Comment by danmaz74
7 days ago
By the way, what I find most baffling in these discussions is that these calculations are always based only on physical goods, ignoring services, where the US usually has a positive balance - eg, with the EU, the US has a 109B positive balance. In our economies, which are more and more service based, why are services ignored?
Services are ignored by Trump for precisely the reason you mention. The big question is: What will other countries do, like Germany, who tend to export goods to the U.S. but import services. Right now, those are the countries who would rather prevent this thing from escalating, but if escalation it must be and they run out of ammunition within the scope of tariffs on goods, where will they go next?
Tariffs on services may also be less popular with the citizens. It's not obvious that the locally produced fridge is only cheaper because of tariffs. It will be more obvious that everyone non-EU based pays more. It will also be harder to control (how will EU extract tariffs for payments I do to companies with no EU presence?)
But I don't how much about it, maybe these are already solved problems. After all VAT already exists and faces similar challenges.

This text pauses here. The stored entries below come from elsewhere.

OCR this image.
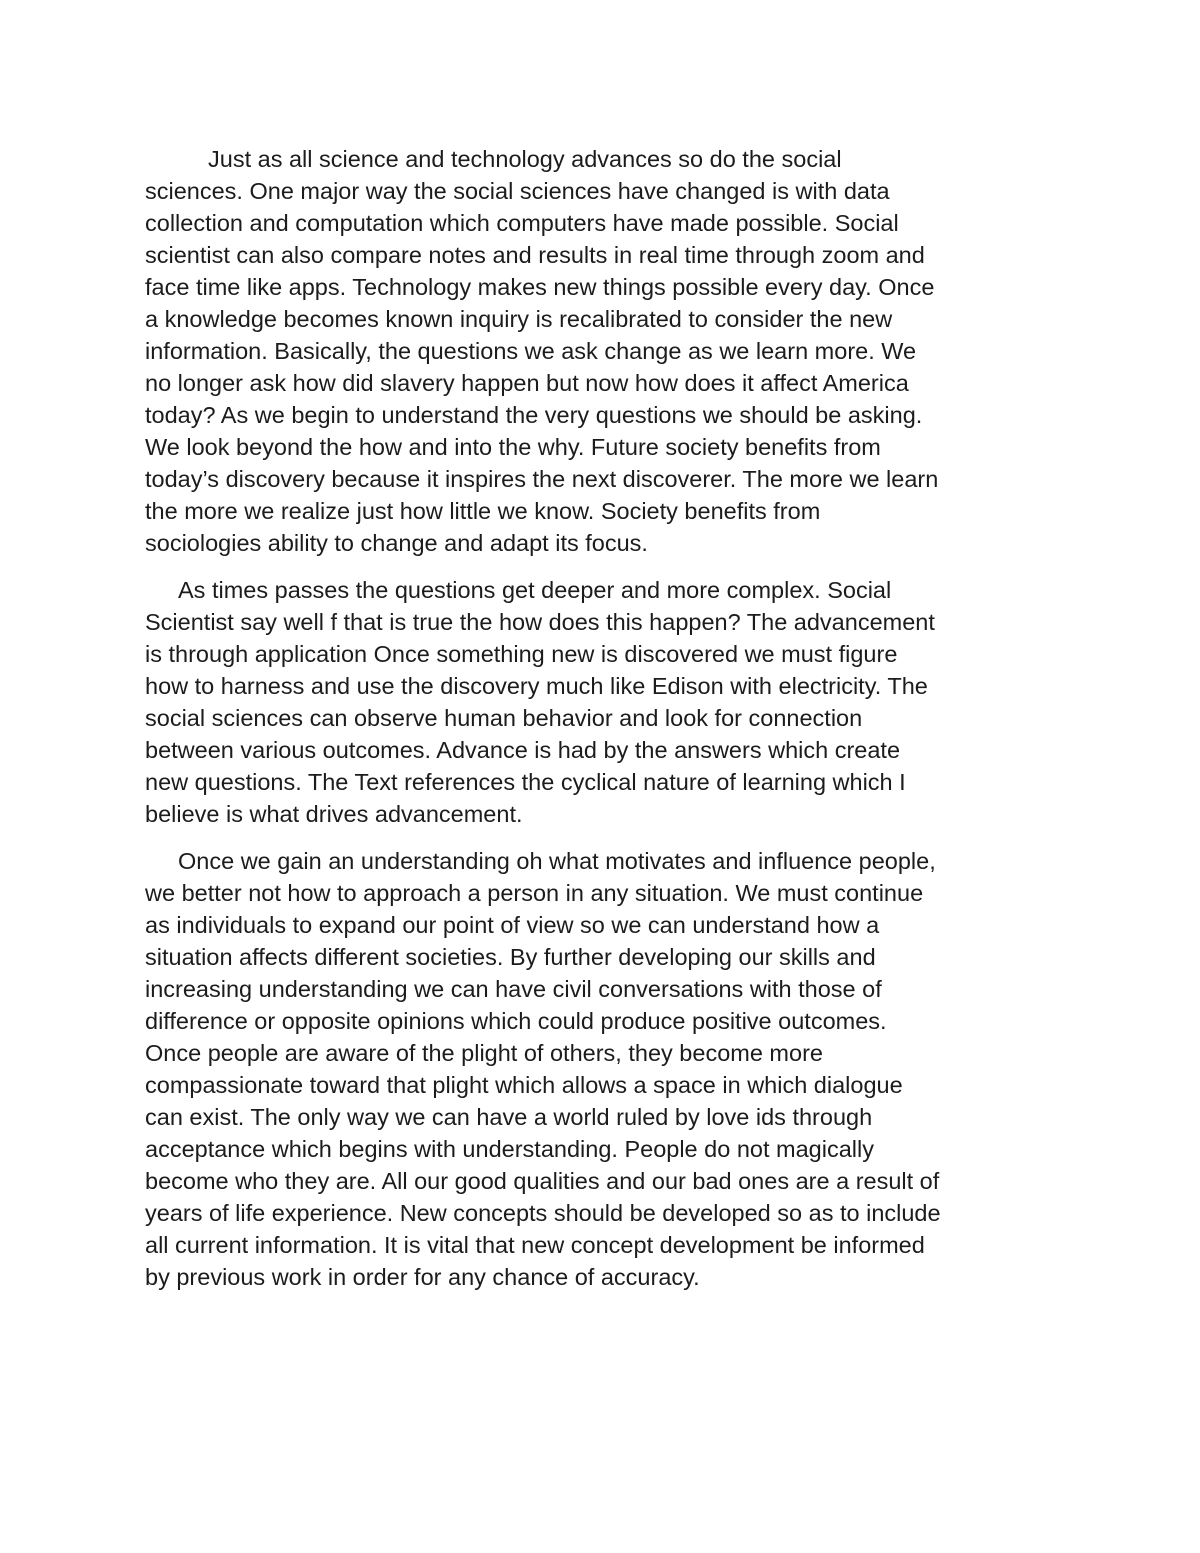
Just as all science and technology advances so do the social
sciences. One major way the social sciences have changed is with data
collection and computation which computers have made possible. Social
scientist can also compare notes and results in real time through zoom and
face time like apps. Technology makes new things possible every day. Once
a knowledge becomes known inquiry is recalibrated to consider the new
information. Basically, the questions we ask change as we learn more. We
no longer ask how did slavery happen but now how does it affect America
today? As we begin to understand the very questions we should be asking.
We look beyond the how and into the why. Future society benefits from
today’s discovery because it inspires the next discoverer. The more we learn
the more we realize just how little we know. Society benefits from
sociologies ability to change and adapt its focus.

As times passes the questions get deeper and more complex. Social
Scientist say well f that is true the how does this happen? The advancement
is through application Once something new is discovered we must figure
how to harness and use the discovery much like Edison with electricity. The
social sciences can observe human behavior and look for connection
between various outcomes. Advance is had by the answers which create
new questions. The Text references the cyclical nature of learning which I
believe is what drives advancement.

Once we gain an understanding oh what motivates and influence people,
we better not how to approach a person in any situation. We must continue
as individuals to expand our point of view so we can understand how a
situation affects different societies. By further developing our skills and
increasing understanding we can have civil conversations with those of
difference or opposite opinions which could produce positive outcomes.
Once people are aware of the plight of others, they become more
compassionate toward that plight which allows a space in which dialogue
can exist. The only way we can have a world ruled by love ids through
acceptance which begins with understanding. People do not magically
become who they are. All our good qualities and our bad ones are a result of
years of life experience. New concepts should be developed so as to include
all current information. It is vital that new concept development be informed
by previous work in order for any chance of accuracy.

There are two kinds of "services". You have jobs that are in finance and software, which make good money, and you have jobs in cosmetology and fast food, which have terrible pay. The services that we export are the former.
Your high school grad (or high school dropout) isn't going to get one of those finance or software jobs. But they could get a factory job, if we can get those back.
So the best spin I could put on this is that the emphasis is on physical goods because that's where the people who are hurting in the current economy could find real work.
(Of course, if that were the case, the reasonable thing to do would be to explain that, instead of just acting like services didn't exist as something that is traded.)